Translational research in germinal centre lymphomas:
- I collaborate with Professor Adrian Bracken, Smurfit Institute of Genetics, TCD and Prof J Fitzgibbon, Barts Cancer Institute, on the role of EZH2 in germinal centre lymphomagenesis and will co-supervise a PhD student on that project in the next year working on a small biobank of available samples. The next phase of this study will require the identification and genetic characterization by NGS of different types of germinal centre lymphomas which can then be studied epigenetically. EZH2 inhibitors are clinically active, however their therapeutic activity does not co-segregate with mutation status and further analysis with the NGS based lymphoma chip which we can access through a current collaborator is likely to elucidate genetic pathways relevant to epigenetic disruption. EZH2 inhibitors are currently in phase 1 clinical trials and I would hope to open a relevant clinical trial for my lymphoma cohort. This project would suit a clinician scientist by providing clinical trial experience, translational experience by deep sequencing characterization of lymphomas in TTMI and finally functional epigenetic analysis in the Institute of Genetics.
CART therapy with axicabtagene ciloleuce (Gilead) and tisagenlecleucel (Novartis) may cure patients with otherwise refractory B-lymphoid malignancies and is undergoing EMEA review. CART therapy is delivered through allogeneic Stem Cell Transplant units such as the national SJH unit, because it is complex, toxic and expensive. We will collaborate with scientists in the TCD School of Immunology, to dissect the immunologically driven, idiosyncratic toxicities of CART therapy in vitro and this collaboration will have an international element also.

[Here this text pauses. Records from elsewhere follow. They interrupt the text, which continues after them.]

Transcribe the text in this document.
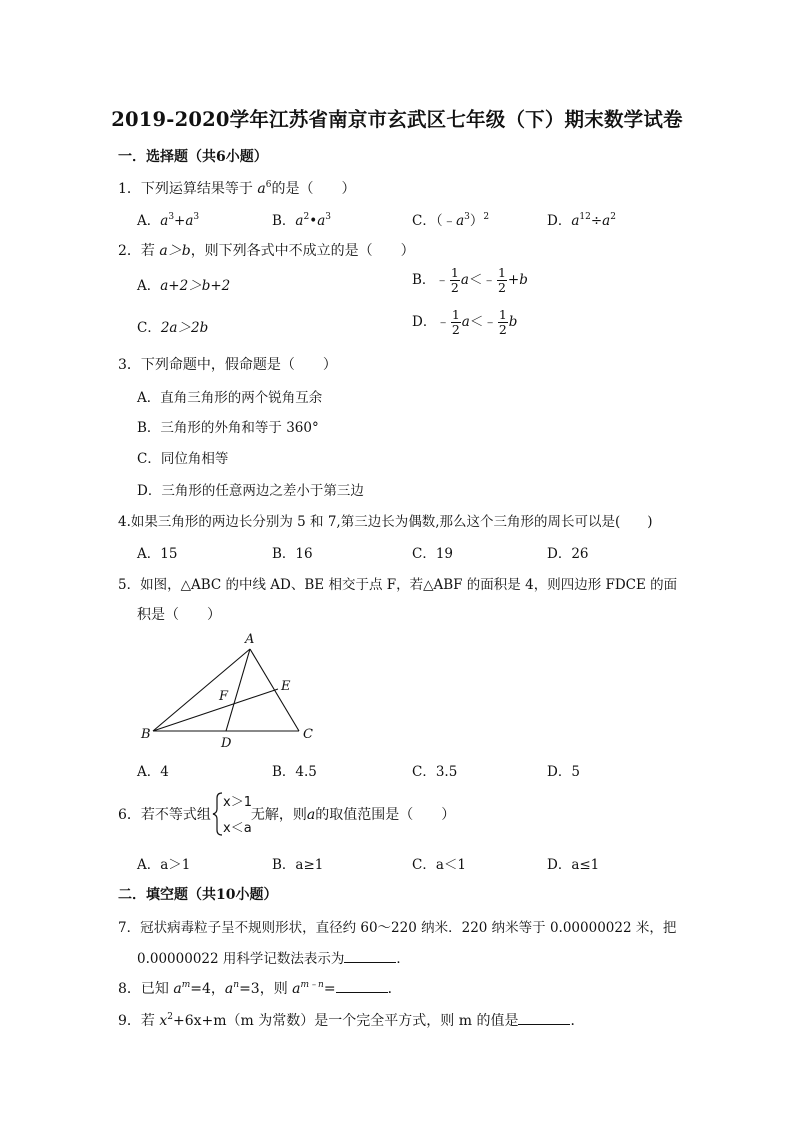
2019-2020学年江苏省南京市玄武区七年级（下）期末数学试卷
一．选择题（共6小题）
1．下列运算结果等于 $a^6$的是（　　）
A．$a^3+a^3$	B．$a^2•a^3$	C．$(﹣a^3)^2$	D．$a^{12}\div a^2$
2．若 a＞b，则下列各式中不成立的是（　　）
A．a+2＞b+2	B．﹣ $\frac{1}{2}$ a＜﹣ $\frac{1}{2} +b$
C．2a＞2b	D．﹣ $\frac{1}{2}$ a＜﹣ $\frac{1}{2}$ b
3．下列命题中，假命题是（　　）
A．直角三角形的两个锐角互余
B．三角形的外角和等于 360°
C．同位角相等
D．三角形的任意两边之差小于第三边
4.如果三角形的两边长分别为 5 和 7,第三边长为偶数,那么这个三角形的周长可以是(　　)
A．15	B．16	C．19	D．26
5．如图，△ABC 的中线 AD、BE 相交于点 F，若△ABF 的面积是 4，则四边形 FDCE 的面
积是（　　）
A
B	C
D
E
F
A．4	B．4.5	C．3.5	D．5
6．若不等式组	无解，则a的取值范围是（　　）
x＞1
x＜a
A．a＞1	B．a≥1	C．a＜1	D．a≤1
二．填空题（共10小题）
7．冠状病毒粒子呈不规则形状，直径约 60～220 纳米．220 纳米等于 0.00000022 米，把
0.00000022 用科学记数法表示为	．
8．已知 $a^m=4$，$a^n=3$，则 $a^{m﹣n}=$	．
9．若 $x^2+6x+m(m$ 为常数）是一个完全平方式，则 m 的值是	．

Regulation of chronic lymphocytic leukaemia cell homing and trafficking:
- Inhibition of the B cell receptor (BCR) signalling pathway has shown remarkable clinical activity in chronic lymphocytic leukaemia (CLL). In collaboration with Dr Tony McElligott in the TTMI, we have shown that the transcription factor STAT3 is a downstream target of BCR signalling and has a key role in regulating both cell survival and expression of L-selection, a key adhesion molecular homing and trafficking of CLL cells to lymph node microenvironments. We wish to further investigate the cross-talk between the BCR and the JAK/STAT3 signalling pathways and investigate novel therapeutic strategies for patients who do not respond well to BCR inhibitor therapy.